La constante de Planck, pur artéfact mathématique en 1900, selon l’auteur, est consacrée grandeur physique fondamentale en 1905 par Einstein avec cette belle et simple formule E = hν, suite à l’analyse de l’effet photoélectrique.
Le neutrino a été inventé pour les besoins d’une construction théorique. En effet, Pauli a inventé le neutrino pour les besoins de la cause : maintenir le principe de la conservation de l’énergie en mécanique quantique. Celui-ci a été pour la première fois détecté ¼ de siècle après, en 1956, à Savannah River. Depuis on a distingué 3 saveurs et l’énigme des lois physiques qui les caractériseraient est entière. Les neutrinos sont toujours aussi peu saisissables.
Si on prend en compte l’histoire plus ancienne de la pensée scientifique, on constate que dans des situations cruciales, de grands savants (et leurs contemporains) ont été conduits à concevoir de véritables chimères parce que leur entendement ne pouvait dépasser des contraintes imposées par leur propre sens commun de l’époque.
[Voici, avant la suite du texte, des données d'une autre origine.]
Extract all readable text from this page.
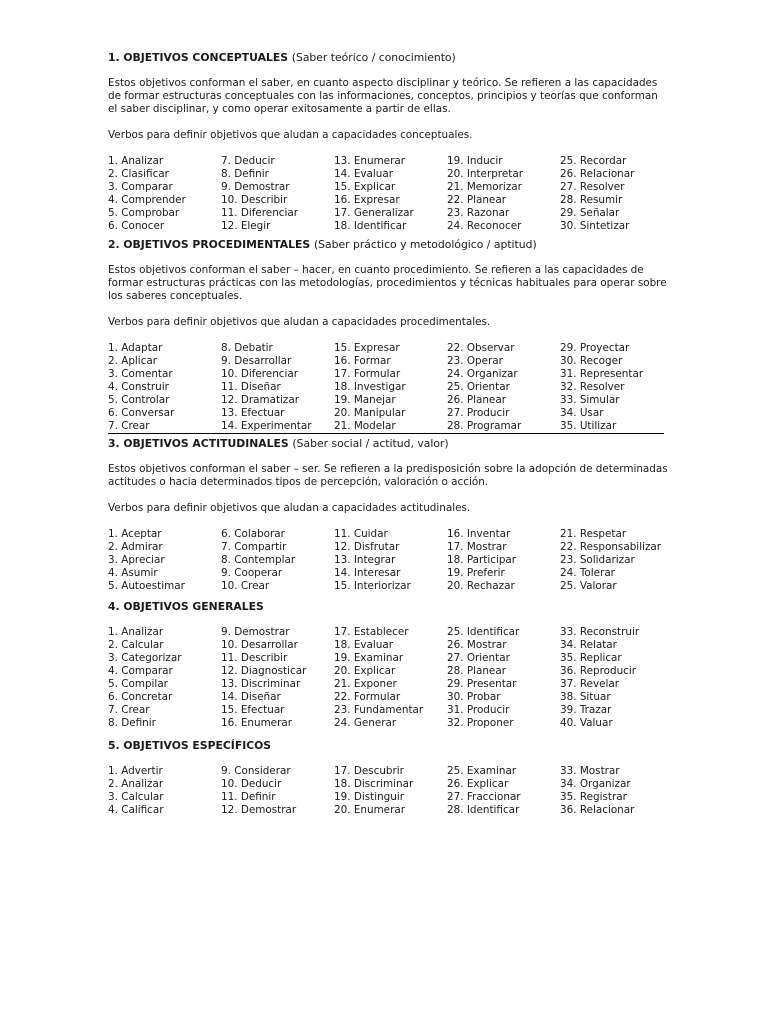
1. OBJETIVOS CONCEPTUALES (Saber teórico / conocimiento)
Estos objetivos conforman el saber, en cuanto aspecto disciplinar y teórico. Se refieren a las capacidades
de formar estructuras conceptuales con las informaciones, conceptos, principios y teorías que conforman
el saber disciplinar, y como operar exitosamente a partir de ellas.
Verbos para definir objetivos que aludan a capacidades conceptuales.
1. Analizar
2. Clasificar
3. Comparar
4. Comprender
5. Comprobar
6. Conocer
7. Deducir
8. Definir
9. Demostrar
10. Describir
11. Diferenciar
12. Elegir
13. Enumerar
14. Evaluar
15. Explicar
16. Expresar
17. Generalizar
18. Identificar
19. Inducir
20. Interpretar
21. Memorizar
22. Planear
23. Razonar
24. Reconocer
25. Recordar
26. Relacionar
27. Resolver
28. Resumir
29. Señalar
30. Sintetizar
2. OBJETIVOS PROCEDIMENTALES (Saber práctico y metodológico / aptitud)
Estos objetivos conforman el saber – hacer, en cuanto procedimiento. Se refieren a las capacidades de
formar estructuras prácticas con las metodologías, procedimientos y técnicas habituales para operar sobre
los saberes conceptuales.
Verbos para definir objetivos que aludan a capacidades procedimentales.
1. Adaptar
2. Aplicar
3. Comentar
4. Construir
5. Controlar
6. Conversar
7. Crear
8. Debatir
9. Desarrollar
10. Diferenciar
11. Diseñar
12. Dramatizar
13. Efectuar
14. Experimentar
15. Expresar
16. Formar
17. Formular
18. Investigar
19. Manejar
20. Manipular
21. Modelar
22. Observar
23. Operar
24. Organizar
25. Orientar
26. Planear
27. Producir
28. Programar
29. Proyectar
30. Recoger
31. Representar
32. Resolver
33. Simular
34. Usar
35. Utilizar
3. OBJETIVOS ACTITUDINALES (Saber social / actitud, valor)
Estos objetivos conforman el saber – ser. Se refieren a la predisposición sobre la adopción de determinadas
actitudes o hacia determinados tipos de percepción, valoración o acción.
Verbos para definir objetivos que aludan a capacidades actitudinales.
1. Aceptar
2. Admirar
3. Apreciar
4. Asumir
5. Autoestimar
6. Colaborar
7. Compartir
8. Contemplar
9. Cooperar
10. Crear
11. Cuidar
12. Disfrutar
13. Integrar
14. Interesar
15. Interiorizar
16. Inventar
17. Mostrar
18. Participar
19. Preferir
20. Rechazar
21. Respetar
22. Responsabilizar
23. Solidarizar
24. Tolerar
25. Valorar
4. OBJETIVOS GENERALES
1. Analizar
2. Calcular
3. Categorizar
4. Comparar
5. Compilar
6. Concretar
7. Crear
8. Definir
9. Demostrar
10. Desarrollar
11. Describir
12. Diagnosticar
13. Discriminar
14. Diseñar
15. Efectuar
16. Enumerar
17. Establecer
18. Evaluar
19. Examinar
20. Explicar
21. Exponer
22. Formular
23. Fundamentar
24. Generar
25. Identificar
26. Mostrar
27. Orientar
28. Planear
29. Presentar
30. Probar
31. Producir
32. Proponer
33. Reconstruir
34. Relatar
35. Replicar
36. Reproducir
37. Revelar
38. Situar
39. Trazar
40. Valuar
5. OBJETIVOS ESPECÍFICOS
1. Advertir
2. Analizar
3. Calcular
4. Calificar
9. Considerar
10. Deducir
11. Definir
12. Demostrar
17. Descubrir
18. Discriminar
19. Distinguir
20. Enumerar
25. Examinar
26. Explicar
27. Fraccionar
28. Identificar
33. Mostrar
34. Organizar
35. Registrar
36. Relacionar
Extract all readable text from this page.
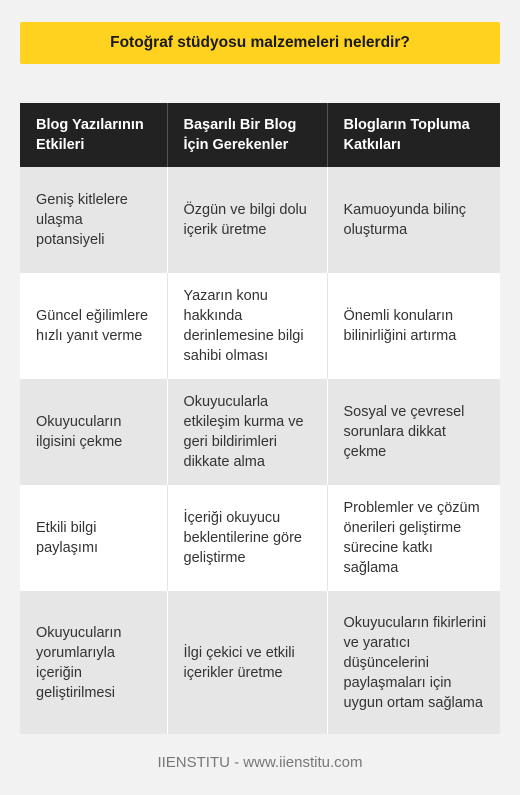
Fotoğraf stüdyosu malzemeleri nelerdir?
Blog Yazılarının Etkileri	Başarılı Bir Blog İçin Gerekenler	Blogların Topluma Katkıları
Geniş kitlelere ulaşma potansiyeli	Özgün ve bilgi dolu içerik üretme	Kamuoyunda bilinç oluşturma
Güncel eğilimlere hızlı yanıt verme	Yazarın konu hakkında derinlemesine bilgi sahibi olması	Önemli konuların bilinirliğini artırma
Okuyucuların ilgisini çekme	Okuyucularla etkileşim kurma ve geri bildirimleri dikkate alma	Sosyal ve çevresel sorunlara dikkat çekme
Etkili bilgi paylaşımı	İçeriği okuyucu beklentilerine göre geliştirme	Problemler ve çözüm önerileri geliştirme sürecine katkı sağlama
Okuyucuların yorumlarıyla içeriğin geliştirilmesi	İlgi çekici ve etkili içerikler üretme	Okuyucuların fikirlerini ve yaratıcı düşüncelerini paylaşmaları için uygun ortam sağlama
IIENSTITU - www.iienstitu.com
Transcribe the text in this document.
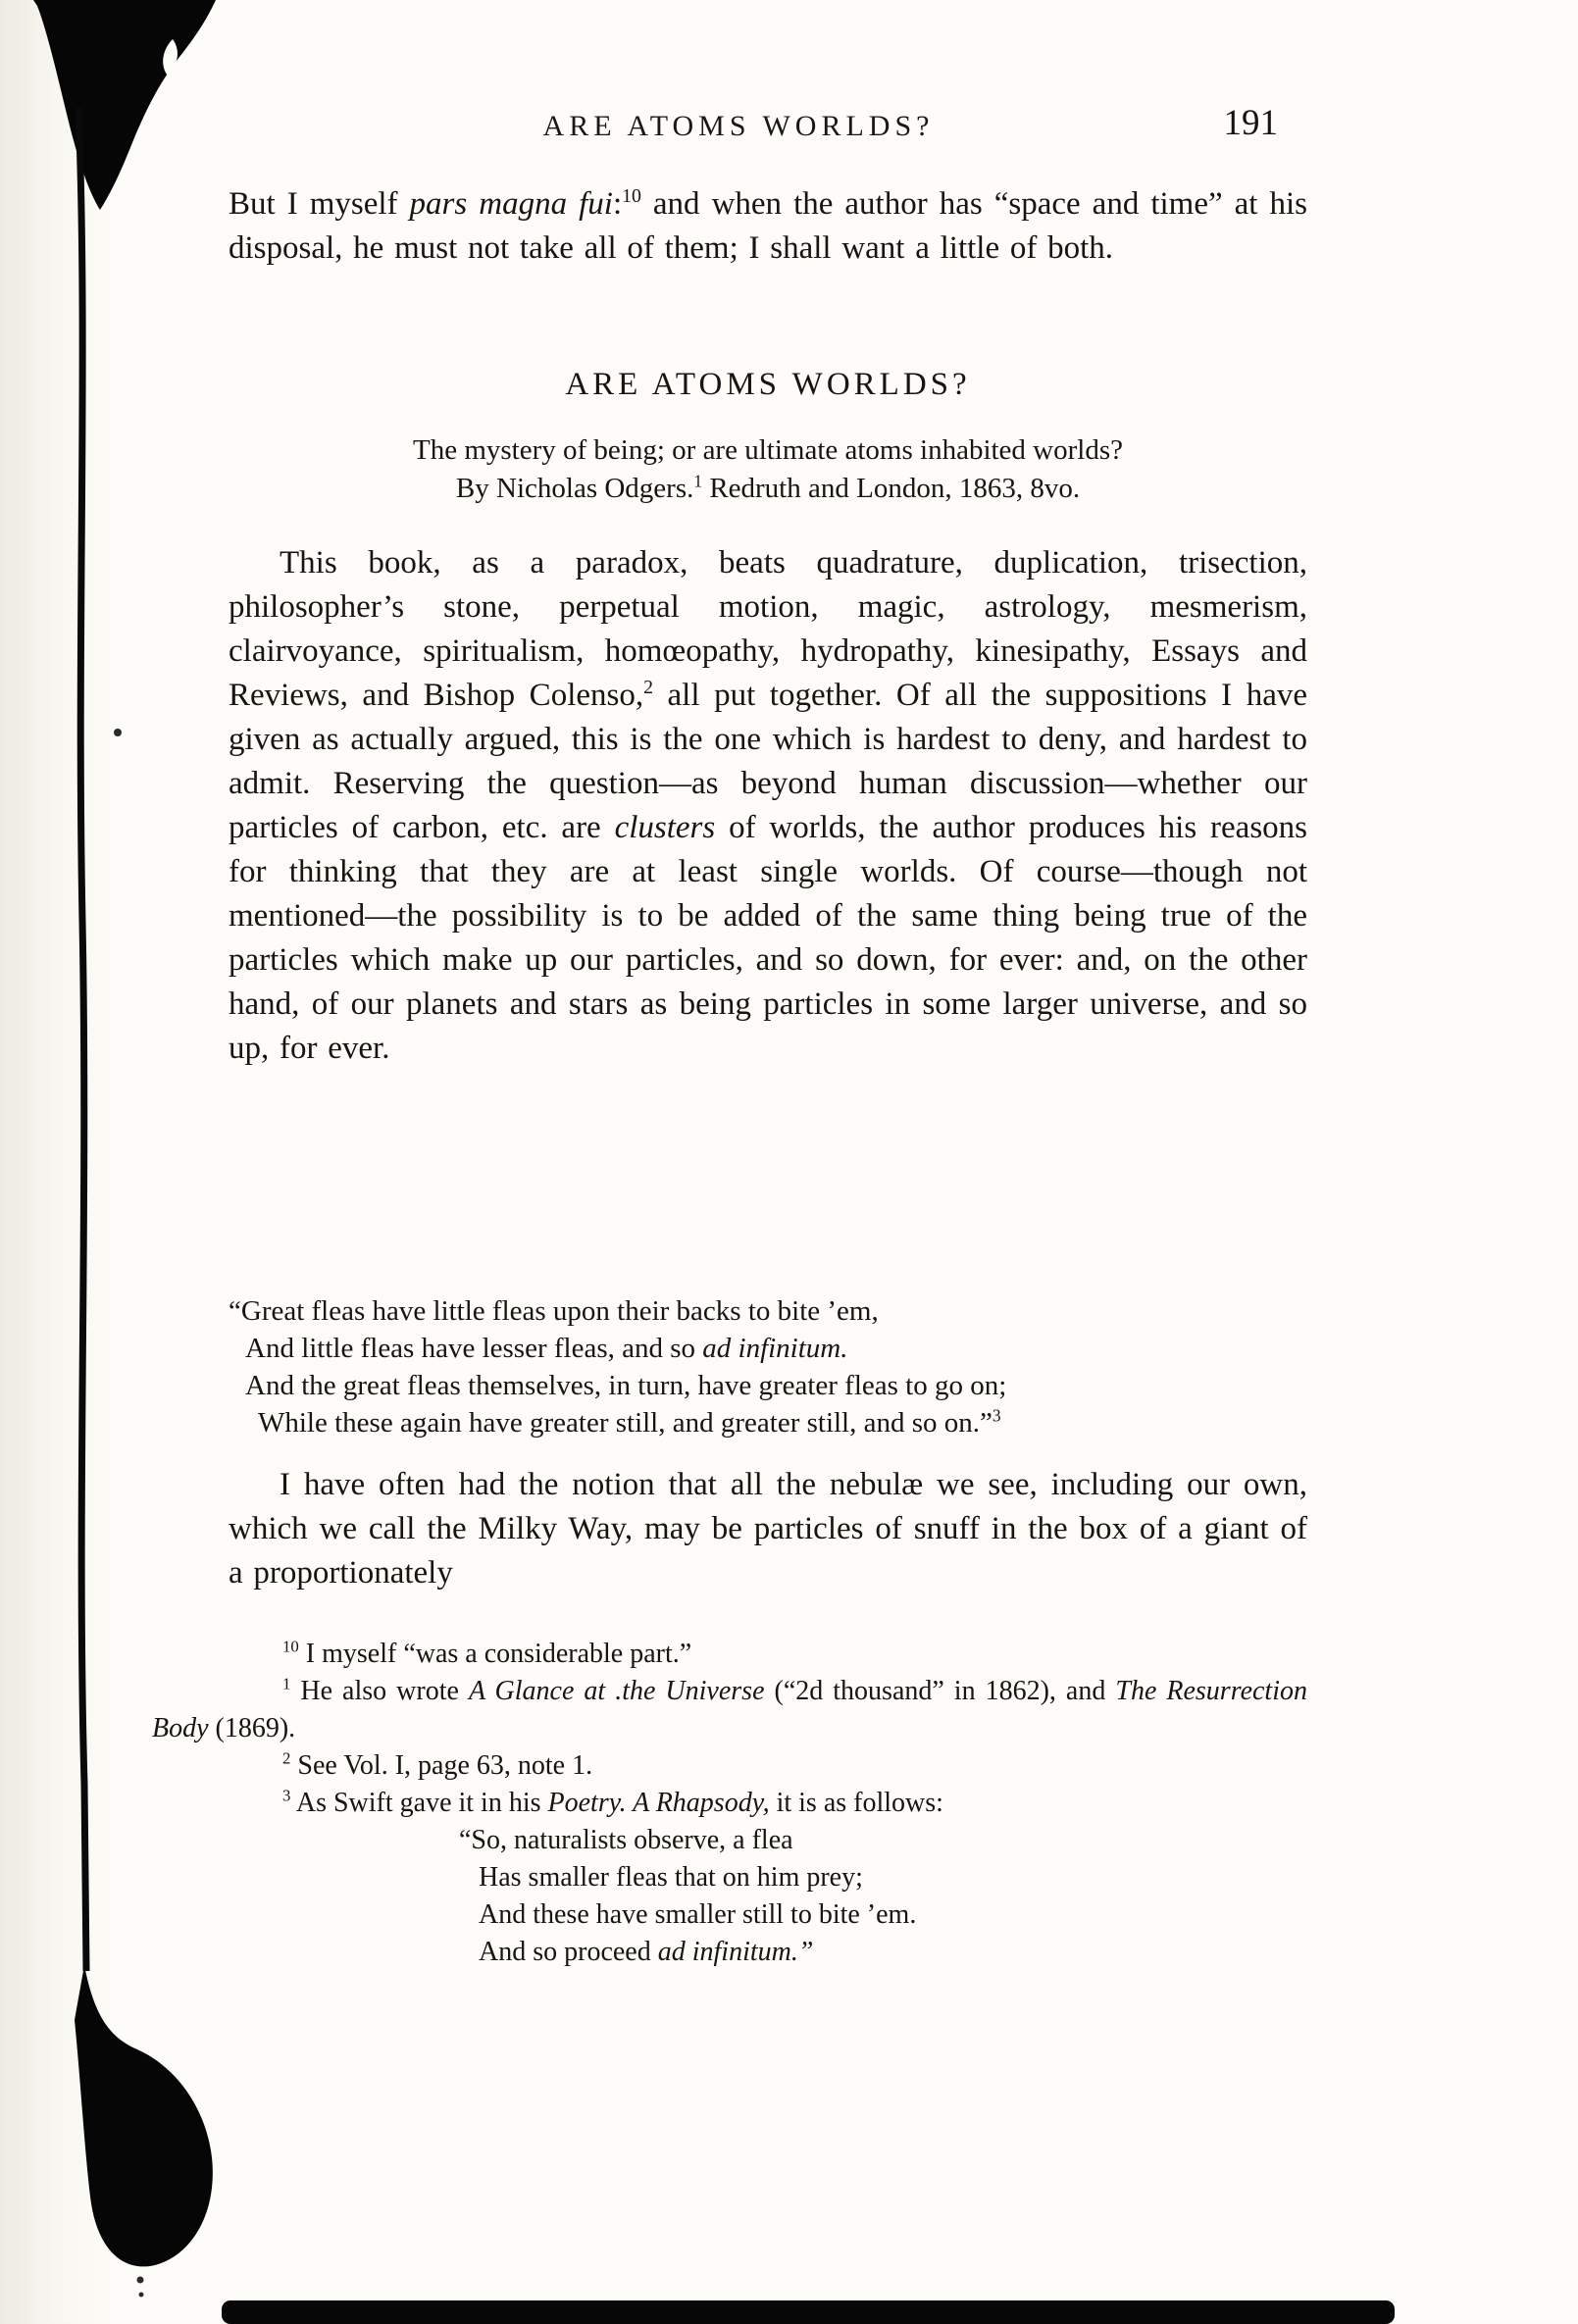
ARE ATOMS WORLDS?	191

But I myself pars magna fui:$^{10}$ and when the author has “space and time” at his disposal, he must not take all of them; I shall want a little of both.

ARE ATOMS WORLDS?
The mystery of being; or are ultimate atoms inhabited worlds?
By Nicholas Odgers.$^1$ Redruth and London, 1863, 8vo.

This book, as a paradox, beats quadrature, duplication, trisection, philosopher’s stone, perpetual motion, magic, astrology, mesmerism, clairvoyance, spiritualism, homœopathy, hydropathy, kinesipathy, Essays and Reviews, and Bishop Colenso,$^2$ all put together. Of all the suppositions I have given as actually argued, this is the one which is hardest to deny, and hardest to admit. Reserving the question—as beyond human discussion—whether our particles of carbon, etc. are clusters of worlds, the author produces his reasons for thinking that they are at least single worlds. Of course—though not mentioned—the possibility is to be added of the same thing being true of the particles which make up our particles, and so down, for ever: and, on the other hand, of our planets and stars as being particles in some larger universe, and so up, for ever.

“Great fleas have little fleas upon their backs to bite ’em,
And little fleas have lesser fleas, and so ad infinitum.
And the great fleas themselves, in turn, have greater fleas to go on;
While these again have greater still, and greater still, and so on.”$^3$

I have often had the notion that all the nebulæ we see, including our own, which we call the Milky Way, may be particles of snuff in the box of a giant of a proportionately

$^{10}$ I myself “was a considerable part.”

$^1$ He also wrote A Glance at .the Universe (“2d thousand” in 1862), and The Resurrection Body (1869).

$^2$ See Vol. I, page 63, note 1.

$^3$ As Swift gave it in his Poetry. A Rhapsody, it is as follows:

“So, naturalists observe, a flea
Has smaller fleas that on him prey;
And these have smaller still to bite ’em.
And so proceed ad infinitum.”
Ainsi Newton a eu besoin d’inventer l’éther gravitationnel parce que selon lui il est inconcevable qu’une force puisse se transmettre à travers le vide. Plus tard dans le prolongement de cette ‘inconcevabilité’, ce fut l’éther luminifère qui servira de substrat nécessaire à la propagation de l’onde de lumière.
Aujourd’hui pour que nos modèles théoriques soient consistants nous avons besoin du ou (des) boson(s) de Higgs (et du ou (des) mécanisme(s) qui l’engendre(nt)) pour rendre compte de la transition d’entités immatérielles vers des particules de matière. Puisque, avec le Big-Bang, nous théorisons sur une origine fondamentale, immatérielle, avec une chronologie, nous sommes obligés de projeter dans cette réalité hypothétique un processus qui assurerait une telle transition.
La quête actuelle de ces bosons de Higgs, met en évidence, entre autres, le besoin de cohérence attaché à la conception dominante d’un Univers qui, telle une machine, s’est mis en route il y a 13 milliards 800 millions d’années et il est contraint par le respect de la chaîne de causalité, substrat inaliénable de notre capacité de raisonnement.
Ma conception est toujours de considérer que la matière se décline à partir du rayonnement, pas pour des raisons chronologiques ayant pour cause principal le Big-Bang mais plutôt pour des raisons de capacités conceptuelles propres à l’anthrôpos. Dans mon référentiel théorique il n’y a pas de big-bang chronologique, puisque notre Univers est enchâssé au sein d’une Eternité et il est parmi tous les possibles, celui qui nous correspond, celui que nous pouvons au fur et à mesure[3], élucider, décrypter et structurer. Les autres possibles ne sont pas exclus (ils ne doivent pas l’être) mais tout simplement ils ne sont pas de notre ressort. L’origine que l’on attribue au nôtre correspondrait en fait à la pointe extrême de nos capacités actuelles de conception, là où il n’y a que du rayonnement. Le monde premier que l’anthrôpos perçoit est celui du rayonnement (de la lumière). Il constitue le fond à partir duquel se décline notre compréhension du monde et la mise en forme de ses propriétés. On ne peut s’y situer mais nous pouvons abstraitement, partiellement, l’investir, grâce à nos capacités cérébrales de raisonnement. Se décline : implique que le rayonnement et ses propriétés soient considérés comme constituant le paradigme absolu. C’est à travers ce rapport primordial que nous identifions ce qui constitue la matière avec ou sans mécanisme de Higgs au sens strict.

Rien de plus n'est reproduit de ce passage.